C'est un de ces grands classiques qui puent la nostalgie. Oh, je ne vais pas vous refaire celui de 1987, plein de panache, de folie, de fièvre, le hat-trick, Paris jusqu'au bout de la nuit, jusqu'à ses confins, les alcools, la violence du choc et la douceur d'une peau. France-Écosse… Au rugby, ce n'est plus exactement la même chose qu'avant, oui, pour une fois, c'était mieux avant, sauf hier soir, l'avant match.
Cap sur le Sud-Ouest, bien sûr. Vous allez me dire que le rugby, c'est aussi l'énorme comité d'Île-de-France, Toulon et ses hallebardiers, ses mercenaires, ce n'est pas faux. Mais l'ovale a ici une tout autre odeur. Comment dire? Si, tenez, c'est un peu comme boire un vin au domaine, à la table du vigneron, en mangeant le plat familial.


Le plat, pour le coup, est de circonstance. Un vrai France-Écosse. À Auvillar, j'arrive dans la cuisine de L'Horloge, je fais la bise aux animaux familiers, agneaux de lait, canards gras des Landes, bœuf de Chalosse et je me retrouve nez-à-nez avec une merveille en construction.


C'est une tourte. Une tourte aux grouses.
Faut-il vous présenter ce volatile magique, cousin dans mes phantasmes giboyeux de ma chère bécasse et des délicats ortolans, ou des pinsons et autres chardonnerets engraissés? La grouse, le lagopède, de la famille des tétras, des coqs de bruyère, mais en version écossaise. Ce plumage roux, presque aussi rouge que les nouveaux maillots du XV de France, plume de luxe, plume de rêve.

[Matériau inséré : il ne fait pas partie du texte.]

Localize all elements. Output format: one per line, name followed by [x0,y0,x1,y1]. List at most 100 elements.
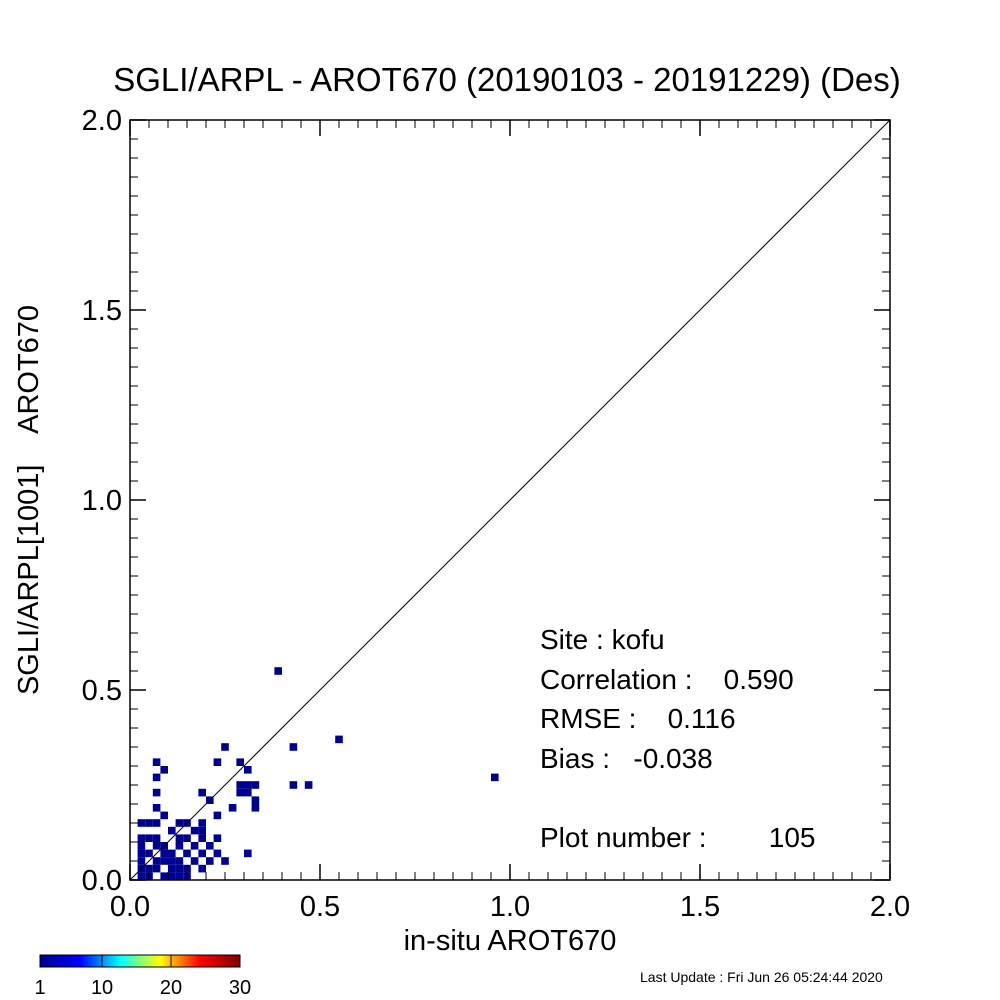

La recette, très simple, volée ce matin à Serge François. Un beau feuilletage, au bon beurre, qui embaume, six abaisses. Les grouses, vous les choisissez un peu vieilles, bien mûres, il faut qu'on les sente arriver! Celles-ci, en provenance du Coq Saint-Honoré, des parigotes, il y en a cinq, dix filets qu'on va lever et réserver pour le cœur de la tourte. Pour le reste, on élabore une bonne farce en trois tiers:
– 1/3 avec les cuisses des grouses & cuisse de lièvre
– 1/3 de poitrine de cochon qui va bien, celui de chez les Grangeon, Arlette et Michel Grangeon, à Montestruc-du-Gers. Bio et tout le toutim
– 1/3 de foie gras de chez Lafite.
Et, évidemment, les truffes, des truffes d'ici, sélectionnées par le diamantaire de Caussade, Jean-Luc Clamens. On est désormais en pleine saison, beau millésime.


Ce plat est une dinguerie. Un des plus beaux trucs que j'ai mangé de ma vie. Un hommage vibrant, émouvant à la grande cuisine française. plus royale que bourgeoise, rehaussé de ce clin d'œil aux Highlands. 
La tourte est sortie du four, gonflée, dorée, elle y a passé quarante minutes. Puis a reposé trente minutes. On découpe sur table. L'odeur? Comment vous dire? Plus encore que Shalimar, c'est à la cuisine ce que L'Heure bleue est au parfum, parfum, hein? Pas eau-de-toilette! À moins que L'eau du Fier… Oui, plutôt L'eau du Fier, mais avec ce côté hautement sensuel, entêtant de L'heure bleue.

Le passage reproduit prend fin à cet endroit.